6 Ways To Deal With Irrational Thoughts And Anxiety

dealing with irrational thoughts and anxiety

We fall victim to irrational thoughts every now and then, particularly when we are feeling vulnerable.

Perhaps we make leaps of logic, get paranoid, or jump to conclusions, such as thinking, “Why wasn’t I invited to that party? Am I out of the loop? Are they all talking about me behind my back? Am I a social pariah now?”
Sometimes we think the worst of a situation – after a bad breakup for example, thinking, “No one will want me now. I’m damaged goods. I will remain single until I’m old and grey, until I die in front of the TV, only to be found days later, partially-eaten by my cats.”

Perhaps we become superstitious – “They didn’t win the game because the MVP wasn’t wearing his lucky shirt” – or think in terms of absolutes – “If I don’t get this job, that’s it for me. I’ll never work in the industry again. I might as well go to vocational school and start all over again.”

The problem with such thoughts is that they bring with them unwarranted anxiety and stress. If you would rather not experience the emotional fallout due to irrationality, there are ways to arrest this kind of thinking.

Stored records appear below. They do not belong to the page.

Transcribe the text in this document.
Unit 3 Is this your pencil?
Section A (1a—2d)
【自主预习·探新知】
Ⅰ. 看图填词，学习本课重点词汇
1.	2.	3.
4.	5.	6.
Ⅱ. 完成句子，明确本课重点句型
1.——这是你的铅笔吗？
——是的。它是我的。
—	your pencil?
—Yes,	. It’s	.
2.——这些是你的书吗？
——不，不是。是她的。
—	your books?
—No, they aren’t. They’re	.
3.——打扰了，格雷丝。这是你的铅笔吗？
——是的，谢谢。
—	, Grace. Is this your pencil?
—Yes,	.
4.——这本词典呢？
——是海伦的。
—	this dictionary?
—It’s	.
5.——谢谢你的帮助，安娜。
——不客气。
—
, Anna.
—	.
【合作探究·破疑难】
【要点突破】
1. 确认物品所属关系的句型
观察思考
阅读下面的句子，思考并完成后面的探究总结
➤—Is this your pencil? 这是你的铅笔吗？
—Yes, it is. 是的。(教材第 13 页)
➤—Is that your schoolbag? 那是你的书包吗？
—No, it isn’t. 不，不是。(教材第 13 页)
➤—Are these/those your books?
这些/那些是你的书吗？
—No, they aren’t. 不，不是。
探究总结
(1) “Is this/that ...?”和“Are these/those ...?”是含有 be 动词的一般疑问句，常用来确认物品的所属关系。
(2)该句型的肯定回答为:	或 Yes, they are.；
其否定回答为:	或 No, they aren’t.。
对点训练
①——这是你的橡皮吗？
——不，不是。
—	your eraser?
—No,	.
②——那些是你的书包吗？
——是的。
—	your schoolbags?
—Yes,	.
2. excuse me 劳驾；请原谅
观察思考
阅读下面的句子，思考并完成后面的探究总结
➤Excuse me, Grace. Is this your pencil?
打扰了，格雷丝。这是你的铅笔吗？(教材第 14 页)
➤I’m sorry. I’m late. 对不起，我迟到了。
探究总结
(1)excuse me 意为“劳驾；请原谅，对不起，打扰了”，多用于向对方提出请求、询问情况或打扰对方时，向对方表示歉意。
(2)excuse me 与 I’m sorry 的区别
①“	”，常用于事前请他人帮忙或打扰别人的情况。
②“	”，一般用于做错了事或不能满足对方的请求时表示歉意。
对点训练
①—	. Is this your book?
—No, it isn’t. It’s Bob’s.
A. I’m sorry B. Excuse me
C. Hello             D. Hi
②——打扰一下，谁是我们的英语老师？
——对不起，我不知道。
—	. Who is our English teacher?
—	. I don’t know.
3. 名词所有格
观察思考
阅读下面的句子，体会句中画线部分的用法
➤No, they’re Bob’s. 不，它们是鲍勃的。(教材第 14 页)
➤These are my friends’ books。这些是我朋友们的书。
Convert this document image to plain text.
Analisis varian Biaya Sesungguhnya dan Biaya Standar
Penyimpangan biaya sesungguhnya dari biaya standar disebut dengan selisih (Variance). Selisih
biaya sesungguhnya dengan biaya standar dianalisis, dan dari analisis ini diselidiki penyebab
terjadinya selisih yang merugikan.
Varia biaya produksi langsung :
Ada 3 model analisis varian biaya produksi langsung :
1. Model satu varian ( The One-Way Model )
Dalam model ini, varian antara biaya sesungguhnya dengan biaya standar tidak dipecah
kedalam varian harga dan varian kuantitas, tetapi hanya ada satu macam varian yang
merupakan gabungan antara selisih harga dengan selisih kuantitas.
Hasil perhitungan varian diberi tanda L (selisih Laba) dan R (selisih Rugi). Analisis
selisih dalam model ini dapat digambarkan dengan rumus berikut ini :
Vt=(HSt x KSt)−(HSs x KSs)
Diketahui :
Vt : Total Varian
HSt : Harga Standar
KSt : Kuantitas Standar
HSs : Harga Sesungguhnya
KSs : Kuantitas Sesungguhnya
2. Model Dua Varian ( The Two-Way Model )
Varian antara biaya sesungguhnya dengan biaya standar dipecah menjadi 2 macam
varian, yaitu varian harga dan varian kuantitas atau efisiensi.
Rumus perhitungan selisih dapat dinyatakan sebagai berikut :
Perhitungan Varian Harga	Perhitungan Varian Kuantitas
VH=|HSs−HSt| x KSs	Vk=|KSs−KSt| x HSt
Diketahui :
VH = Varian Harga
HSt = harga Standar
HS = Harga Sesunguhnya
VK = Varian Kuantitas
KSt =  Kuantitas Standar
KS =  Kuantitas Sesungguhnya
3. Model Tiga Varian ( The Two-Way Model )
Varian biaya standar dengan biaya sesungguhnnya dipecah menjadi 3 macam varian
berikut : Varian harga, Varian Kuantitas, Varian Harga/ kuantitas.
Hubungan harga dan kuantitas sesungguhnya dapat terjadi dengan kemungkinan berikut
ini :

1. Consider negativity as a red flag. Irrationality is often characterized by negativity. Perhaps the idea came from your own insecurity or it could have been an insinuation from another person that you somehow internalized. But whenever you put forth a thesis that somehow brings you down, stop. Take a step back. Ask yourself: what is the basis of this idea that I have? Am I being paranoid? Am I blowing this incident way out of proportion? Am I being inflexible? More importantly, if I continue with this line of thought, is it in any way conducive to personal growth? Am I not hurting myself with this kind of thinking?

2. Turn negativity into affirmation. Decide not to passively accept defeatist and irrational thinking. Ask yourself: “So what? Even if it were true, does it necessarily mean that I am powerless to change it?” Restructure your thinking in such a way as to encourage positive change: “I will rise above this. I will not put myself down. I believe I am a good person and I deserve to be happy.”

3. Meditate and be mindful of your strengths and weaknesses. Meditation is one way of keeping yourself grounded, and keeping your thoughts in line. It can be partly introspection, partly therapy. You can discipline your mind to be calm as you sort out these thoughts, plucking out the ideas that cause the worst damage and the ideas that are just harmless spins from your mind’s meandering. Face your fears from a safe headspace.

4. Ask for advice. You are not alone. Do not be embarrassed to ask for advice. You may also compare your version of reality with that of other people, particularly those people close to you whom you can count on to tell you the truth. This is not about letting other people think for you – it’s about looking at all sides of the equation. So you have a theory. Test your theory. Gather more data. Compare or contrast. Alter your version so that it encompasses more than just your narrow viewpoint. This is also a way of gaining perspective.

5. Be kind to yourself. You are not the first person to think or behave irrationally. You will not be the last. People do it all the time. The point is not that you have irrational thoughts but what you do to minimize their impact on you. Maybe, just maybe, your over-thinking is just a signal to take better care of yourself. Are you eating or sleeping right? Manage your habits. Are you stressed at work and haven’t had a vacation in a while? Go on leave and pamper yourself a little. You do not have to be strong all of the time. You do not always have to have your ducks in a row. Give yourself a break.